On January 12, a postage stamp devoted to the 100th Birth Anniversary of Nicolay G. Basov, scientist, the founder of quantum electronics, was put into postal circulation in the Noble Prize Winners series



Nicolay G. Basov (1922-2001) was a Soviet and Russian physicist, a winner of the Nobel Prize in Physics (1964), the Lenin Prize (1959) and the USSR State Prize (1989), twice Hero of Socialist Labor (1969, 1982). He was born on December 14, 1922, in the town of Usman in the Lipetsk Region. In 1941, Basov finished a secondary school in Voronezh, was drafted into the army and sent to the Kuibyshev Medical Academy. After the war, he entered the Moscow Engineering Physic Institute (MEPhI), where he completed his degree in 1950. From 1948, he worked as a laboratory assistant at the Lebedev Physical Institute of the Academy of Sciences of the USSR (FIAN), where he continued his work after graduation from MEPhI under academic supervision of M. Leontovich and A. Prokhorov. In 1958-1972, Basov was a Deputy Director of FIAN, and from 1973 to 1989, he was the Director of this Institute. In 1963, he established a Laboratory of Quantum Radiophysics in FIAN. In 1962, Basov was elected a Corresponding Member of the Academy of Sciences of the USSR, and in 1966, he was elected an Academician of the Academy of Sciences of the USSR.

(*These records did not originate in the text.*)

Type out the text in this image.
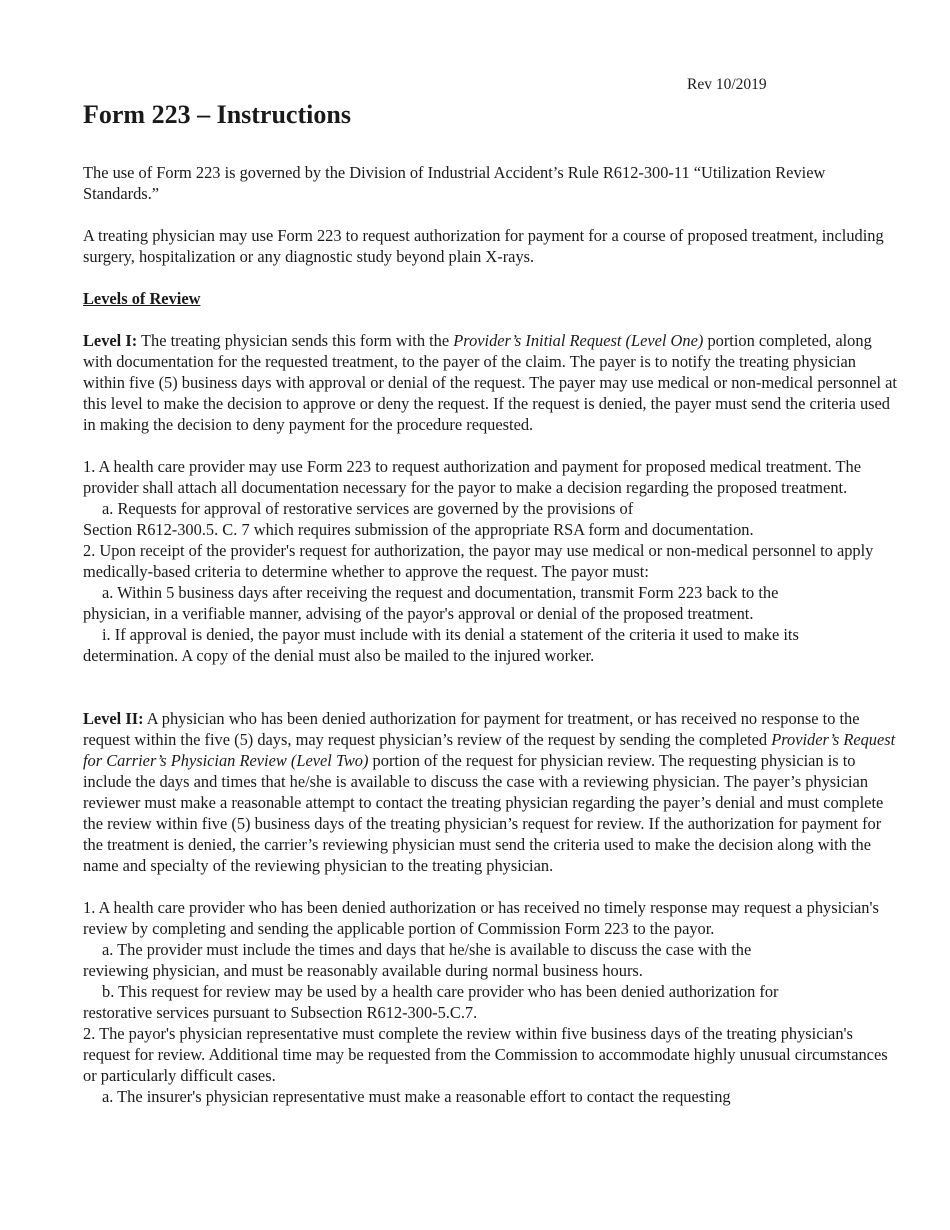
Rev 10/2019
Form 223 – Instructions

The use of Form 223 is governed by the Division of Industrial Accident’s Rule R612-300-11 “Utilization Review Standards.”

A treating physician may use Form 223 to request authorization for payment for a course of proposed treatment, including surgery, hospitalization or any diagnostic study beyond plain X-rays.

Levels of Review

Level I: The treating physician sends this form with the Provider’s Initial Request (Level One) portion completed, along with documentation for the requested treatment, to the payer of the claim. The payer is to notify the treating physician within five (5) business days with approval or denial of the request. The payer may use medical or non-medical personnel at this level to make the decision to approve or deny the request. If the request is denied, the payer must send the criteria used in making the decision to deny payment for the procedure requested.

1. A health care provider may use Form 223 to request authorization and payment for proposed medical treatment. The provider shall attach all documentation necessary for the payor to make a decision regarding the proposed treatment.

a. Requests for approval of restorative services are governed by the provisions of

Section R612-300.5. C. 7 which requires submission of the appropriate RSA form and documentation.

2. Upon receipt of the provider's request for authorization, the payor may use medical or non-medical personnel to apply medically-based criteria to determine whether to approve the request. The payor must:

a. Within 5 business days after receiving the request and documentation, transmit Form 223 back to the

physician, in a verifiable manner, advising of the payor's approval or denial of the proposed treatment.

i. If approval is denied, the payor must include with its denial a statement of the criteria it used to make its

determination. A copy of the denial must also be mailed to the injured worker.

Level II: A physician who has been denied authorization for payment for treatment, or has received no response to the request within the five (5) days, may request physician’s review of the request by sending the completed Provider’s Request for Carrier’s Physician Review (Level Two) portion of the request for physician review. The requesting physician is to include the days and times that he/she is available to discuss the case with a reviewing physician. The payer’s physician reviewer must make a reasonable attempt to contact the treating physician regarding the payer’s denial and must complete the review within five (5) business days of the treating physician’s request for review. If the authorization for payment for the treatment is denied, the carrier’s reviewing physician must send the criteria used to make the decision along with the name and specialty of the reviewing physician to the treating physician.

1. A health care provider who has been denied authorization or has received no timely response may request a physician's review by completing and sending the applicable portion of Commission Form 223 to the payor.

a. The provider must include the times and days that he/she is available to discuss the case with the

reviewing physician, and must be reasonably available during normal business hours.

b. This request for review may be used by a health care provider who has been denied authorization for

restorative services pursuant to Subsection R612-300-5.C.7.

2. The payor's physician representative must complete the review within five business days of the treating physician's request for review. Additional time may be requested from the Commission to accommodate highly unusual circumstances or particularly difficult cases.

a. The insurer's physician representative must make a reasonable effort to contact the requesting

Nicolay Basov was the Editor-in-Chief of the Nauka (Science), Kvantovaya Elektronika (Quantum Electronics), and Priroda (Nature) journals and a member of the Editorial Board of the Kvant (Quantum) journal. N. Basov and A. Prokhorov were awarded the Lenin Prize in 1959, and in 1964, in collaboration with Ch. Townes, they received the Physics Nobel Prize for "fundamental work in the field of quantum electronics, which has led to the construction of oscillators and amplifiers based on the maser-laser principle". A number of Basov's works were devoted to the issues of powerful laser pulse propagation and interaction with matter. He advanced an idea of using lasers for controlled thermonuclear fusion; he proposed methods of laser heating of plasma; he analyzed processes of chemical reaction initiation with laser emission. The scientist developed the physical basis for the formation of quantum frequency standards and put forward ideas for new laser applications in optoelectronics.

The postage stamp provides a portrait of N. Basov, Nobel Prize laureate, scientist, fragments of formulae and the logo of the Kvantovaya Elektronika journal.

In addition to the issue of the postage stamp, JSC Marka produced First Day Covers and special cancels for Moscow and Voronezh.


Design Artist: M. Podobed.
Face value: 50 rubles.
Stamp size: 32.5×32.5 mm, sheet size: 119×123 mm.
Emission form: a sheet with formatted margins with 9 (3×3) stamps.
Quantity: 117 thousand stamps (13 thousand sheets).